April represented a full month of impact from the lockdown and saw Group revenue fall by 30.5%, with print revenue down by 31.8% and digital revenue falling 22.5%, with higher page volumes not able to offset declines in advertising yields.
While in some areas the company have recently seen a stabilisation in trends, circulation remains significantly below pre-COVID-19 levels and advertising remains very challenging and uncertain, with regional advertising particularly impacted.
Key Actions
On 6th April, Reach plc confirmed that a number cash conservation and cost reduction measures had already been introduced. Further to these actions the company also announced additional measures including pay reductions, suspensions of all 2020 bonus schemes and furloughing of a number of colleagues, as well as the cancellation of the 2019 final dividend.
These changes were successfully implemented shortly after the announcement, and in addition, began discussions with pension funds about a three-month deferral of monthly contributions which has now been agreed.
Company Balance Sheet and Liquidity
The Group continues to have access to sufficient liquidity. Net cash surplus as at the 26 April 2020 was £33.2 million reflecting the proactive steps taken to conserve cash. This represents a cash balance of £58.2 million less £25.0 million which has been drawn down from the Group’s revolving credit facility of £65 million, which is available until December 2023.
The business has stated that it has a proven track record for disciplined cost control and strong cash management which will continue to be vital in the current uncertain trading environment.
Outlook
While revenue performance for the year is expected to be significantly impacted by the COVID-19 crisis, the cost mitigation measures introduced by the company are expected to at least partially protect profitability levels and cash generation. Given the continued uncertainty about the severity and length of the crisis, Reach plc has opted to continue to suspend guidance.
Jim Mullen, Reach plc Chief Executive, commented: “Our priority in this crisis has been to ensure the health and safety of our colleagues and I would like to thank all of them for the positive way they have responded throughout this process. Our teams continue to focus on producing the award-winning journalism and content that is so valued by our customers at this critical time.
“We continue to build on our position as the UK’s largest commercial national and regional news publisher. Our strategy is now even more relevant than before the crisis so we are accelerating plans to drive digital engagement and capture the customer insight and data that is so key. This will ensure a strong and sustainable future for Reach’s trusted news brands.”
Chris Morley, the northern and midlands senior organiser at the National Union of Journalists, added: “As the country’s biggest single commercial employer of journalists, we welcome the update from Reach plc that shows the company has a sound financial footing from which to anchor itself from the turbulence to the economy that the Covid-19 crisis has created.

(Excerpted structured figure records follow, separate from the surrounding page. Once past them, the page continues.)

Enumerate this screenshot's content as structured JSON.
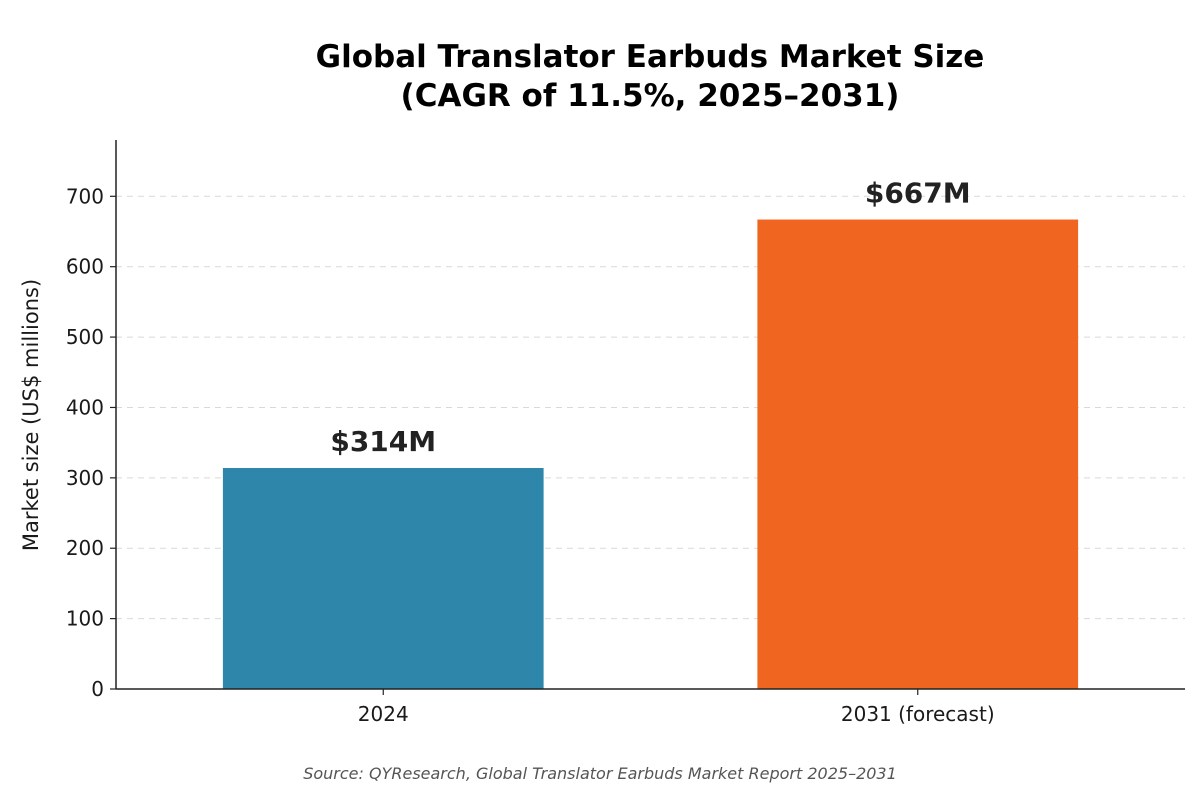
{
  "chart_data": {
    "type": "bar",
    "title": "Global Translator Earbuds Market Size",
    "subtitle": "(CAGR of 11.5%, 2025–2031)",
    "categories": [
      "2024",
      "2031 (forecast)"
    ],
    "values": [
      314,
      667
    ],
    "data_labels": [
      "$314M",
      "$667M"
    ],
    "bar_colors": [
      "#2e86ab",
      "#f0651f"
    ],
    "xlabel": "",
    "ylabel": "Market size (US$ millions)",
    "ylim": [
      0,
      780
    ],
    "yticks": [
      0,
      100,
      200,
      300,
      400,
      500,
      600,
      700
    ],
    "grid": "horizontal dashed",
    "source": "Source: QYResearch, Global Translator Earbuds Market Report 2025–2031"
  }
}
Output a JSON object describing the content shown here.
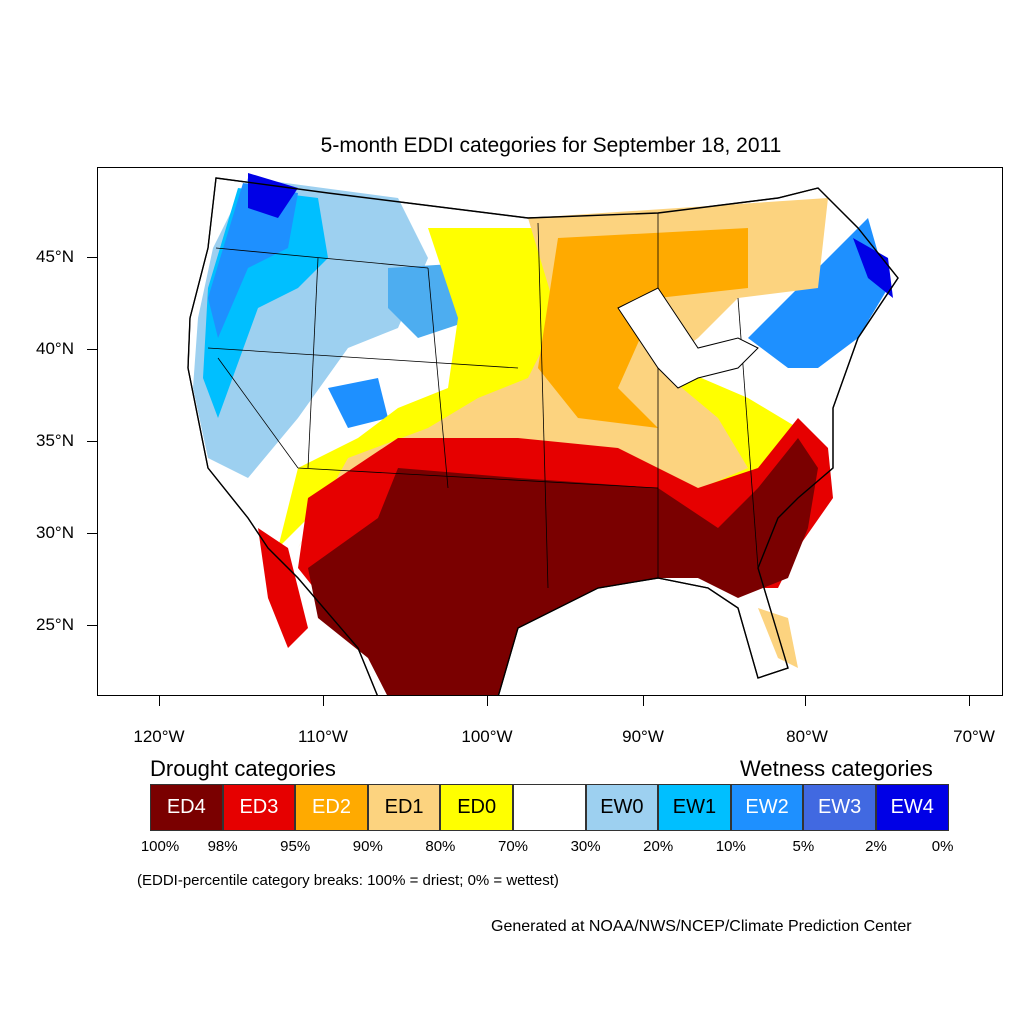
{
  "title": "5-month EDDI categories for September 18, 2011",
  "lat_labels": [
    "45°N",
    "40°N",
    "35°N",
    "30°N",
    "25°N"
  ],
  "lon_labels": [
    "120°W",
    "110°W",
    "100°W",
    "90°W",
    "80°W",
    "70°W"
  ],
  "legend": {
    "drought_label": "Drought categories",
    "wetness_label": "Wetness categories",
    "categories": [
      {
        "label": "ED4",
        "color": "#7a0000",
        "text_color": "#ffffff"
      },
      {
        "label": "ED3",
        "color": "#e60000",
        "text_color": "#ffffff"
      },
      {
        "label": "ED2",
        "color": "#ffaa00",
        "text_color": "#ffffff"
      },
      {
        "label": "ED1",
        "color": "#fcd37f",
        "text_color": "#000000"
      },
      {
        "label": "ED0",
        "color": "#ffff00",
        "text_color": "#000000"
      },
      {
        "label": "",
        "color": "#ffffff",
        "text_color": "#000000"
      },
      {
        "label": "EW0",
        "color": "#9dd0f0",
        "text_color": "#000000"
      },
      {
        "label": "EW1",
        "color": "#00bfff",
        "text_color": "#000000"
      },
      {
        "label": "EW2",
        "color": "#1e90ff",
        "text_color": "#ffffff"
      },
      {
        "label": "EW3",
        "color": "#4169e1",
        "text_color": "#ffffff"
      },
      {
        "label": "EW4",
        "color": "#0000e6",
        "text_color": "#ffffff"
      }
    ],
    "breaks": [
      "100%",
      "98%",
      "95%",
      "90%",
      "80%",
      "70%",
      "30%",
      "20%",
      "10%",
      "5%",
      "2%",
      "0%"
    ]
  },
  "note": "(EDDI-percentile category breaks: 100% = driest; 0% = wettest)",
  "credit": "Generated at NOAA/NWS/NCEP/Climate Prediction Center"
}
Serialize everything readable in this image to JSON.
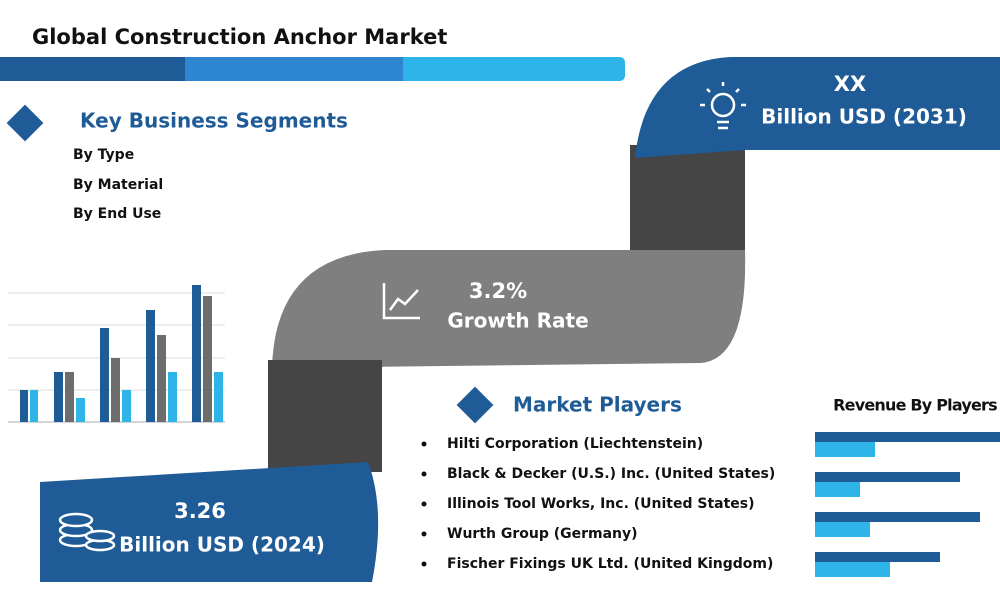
{
  "header": {
    "title": "Global Construction Anchor Market"
  },
  "segments": {
    "heading": "Key Business Segments",
    "items": [
      "By Type",
      "By Material",
      "By End Use"
    ]
  },
  "forecast": {
    "value": "XX",
    "label": "Billion USD (2031)"
  },
  "growth": {
    "value": "3.2%",
    "label": "Growth Rate"
  },
  "base": {
    "value": "3.26",
    "label": "Billion USD (2024)"
  },
  "players": {
    "heading": "Market Players",
    "items": [
      "Hilti Corporation (Liechtenstein)",
      "Black & Decker (U.S.) Inc. (United States)",
      "Illinois Tool Works, Inc. (United States)",
      "Wurth Group (Germany)",
      "Fischer Fixings UK Ltd. (United Kingdom)"
    ]
  },
  "revenue": {
    "heading": "Revenue By Players"
  }
}
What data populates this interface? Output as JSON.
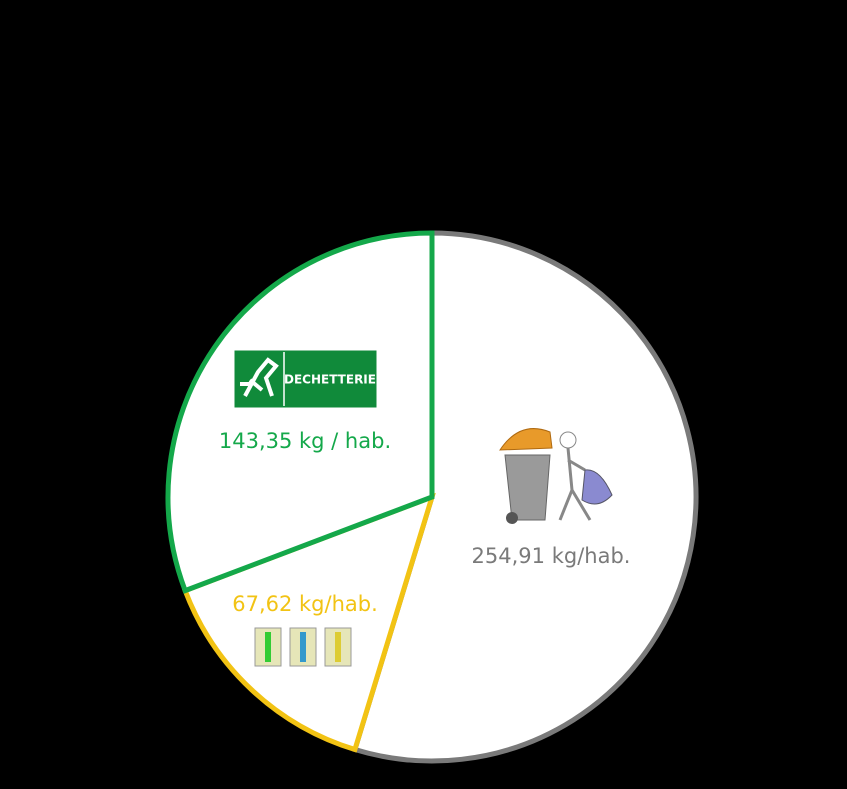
{
  "chart_data": {
    "type": "pie",
    "values": [
      254.91,
      67.62,
      143.35
    ],
    "value_labels": [
      "254,91 kg/hab.",
      "67,62 kg/hab.",
      "143,35 kg / hab."
    ],
    "colors": [
      "#7a7a7a",
      "#f2c314",
      "#14a84a"
    ],
    "sign_text": "DECHETTERIE"
  }
}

“It is heartening that the buying public is showing ‘unprecedented demand’ for news and content crafted by professional journalists and that there at last appears to be some stabilisation from the undoubtedly heavy dip to the market caused by the lockdown. We also welcome the chief executive’s thanks to the way employees have reacted to help steer the company through these difficult times.
“However, we note that the group has gathered a strong cash reserve of £33 million while thousands of staff have been told to make big financial and personal sacrifices through pay cuts and furloughing where significant government assistance is coming in.
“It is concerning that the board is seeking to place such importance on protecting its very high operating profit margin of 21.8 per cent when there is a national emergency and huge public subsidy to support the business.
“We will be working hard with the company to make sure that improvements in the business mean a resumption to normal pay and conditions for staff at the earliest opportunity.”